The Militant (logo)  
   Vol. 69/No. 3           January 25, 2005  
 
 
U.S. housing costs up, while real wages decline
 
BY PAUL PEDERSON  
More and more working people in the United States are unable to meet basic living costs, according to two recently published studies. The reports highlight the increasing grind on working people as rent, medical insurance, food, and child-care costs increase, while real wages—that is, the purchasing power of workers’ pay—have declined.

Washington’s Department of Housing and Urban Development (HUD) sets “affordable” rent at equal to or less than 30 percent of a renter’s income. According to a study published in December, a worker today would need to earn $15.37 an hour in order to afford the average two-bedroom apartment in the United States.

The report, published by the National Low Income Housing Coalition, says that in only four out of the 3,066 U.S. counties can a worker making minimum wage afford a one-bedroom apartment by the federal government’s standards. In the 991 counties where 80 percent of the nation’s 36 million renter households are concentrated, a worker making the state’s minimum wage would need to work an average of 80 hours a week in order to afford the rent on the average two-bedroom apartment.
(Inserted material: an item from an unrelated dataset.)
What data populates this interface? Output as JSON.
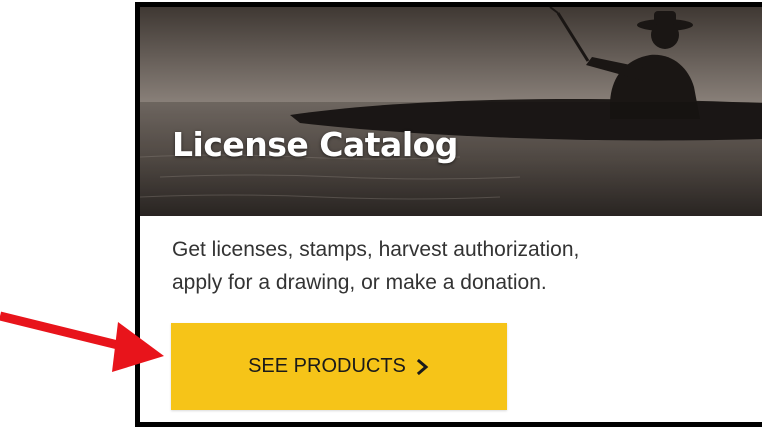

“It’s very clear that over the last decade rents have been going up all the time—sometimes quicker, sometimes not so quick—but at the same time wages for the lowest wage-earners have basically stagnated, except for a brief period in the late 1990s,” Danilo Pelletiere, an author of the report, told the Militant in a telephone interview.
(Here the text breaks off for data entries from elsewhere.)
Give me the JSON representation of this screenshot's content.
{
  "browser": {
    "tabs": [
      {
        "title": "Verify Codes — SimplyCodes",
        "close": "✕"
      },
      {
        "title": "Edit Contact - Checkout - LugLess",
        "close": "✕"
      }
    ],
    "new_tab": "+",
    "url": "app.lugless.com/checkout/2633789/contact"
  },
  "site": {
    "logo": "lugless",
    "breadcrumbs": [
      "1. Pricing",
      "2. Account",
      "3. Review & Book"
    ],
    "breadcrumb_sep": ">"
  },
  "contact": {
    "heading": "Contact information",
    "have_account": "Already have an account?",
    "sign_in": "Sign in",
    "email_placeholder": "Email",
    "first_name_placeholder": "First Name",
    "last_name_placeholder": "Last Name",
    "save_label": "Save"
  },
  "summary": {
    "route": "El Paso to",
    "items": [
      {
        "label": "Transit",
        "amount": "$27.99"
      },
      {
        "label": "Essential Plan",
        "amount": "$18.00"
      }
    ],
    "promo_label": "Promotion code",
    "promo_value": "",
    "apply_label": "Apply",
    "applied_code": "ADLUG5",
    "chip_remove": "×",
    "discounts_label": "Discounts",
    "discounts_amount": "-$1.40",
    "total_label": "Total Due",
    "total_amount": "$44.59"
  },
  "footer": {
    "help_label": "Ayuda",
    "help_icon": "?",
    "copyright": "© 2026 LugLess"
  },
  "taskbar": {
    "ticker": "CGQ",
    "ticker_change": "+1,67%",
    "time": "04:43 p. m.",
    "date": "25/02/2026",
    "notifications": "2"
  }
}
In 2004, nominal hourly wages increased by 2.6 percent, while the Consumer Price Index included a 2.9 percent nationwide rise in rents. That doesn’t tell the whole story, however. According to the Bureau of Labor Statistics, real average weekly earnings—after adjustments for inflation—actually fell by 0.6 percent overall in the first 11 months of 2004. Last November, these earnings remained close to where they stood at the end of the last recession in November 2001.

The minimum wage, for its part, has continued to lose value. Today’s $5.15 hourly federal minimum wage is worth $2 less than it did in 1968.

In the state of New York, 57 percent of the average median income is needed to afford rent on a one-bedroom apartment. It goes up to nearly 65 percent for two-bedroom apartments. For affordable rent on a two-bedroom apartment, a worker in New York would need to earn $18.18 an hour. At minimum wage, you would need to put in 121 hours a week to pay the landlord for the average two-bedroom apartment.

An article in the December 30 New York Times reported on a study that is set to be published in January by the Women’s Center for Education and Career Advancement. The study shows that nearly half the households in the city do not earn enough to pay their basic living costs. The report estimates that income needed to afford this minimum standard in the city is more than three times the national poverty level.

In particular, the report shows the extent to which the economic grind is falling disproportionately on working-class women. An average single mother with two young kids in New York City, for example, will pay more in a year for child care than rent, the study shows. The next largest expense after rent and child care is taxes, consuming 15 percent of income.

“The report’s minimum recommended income level has risen substantially throughout the city since the last time it was issued, in 2000,” the Times reported, “primarily because of soaring housing costs.”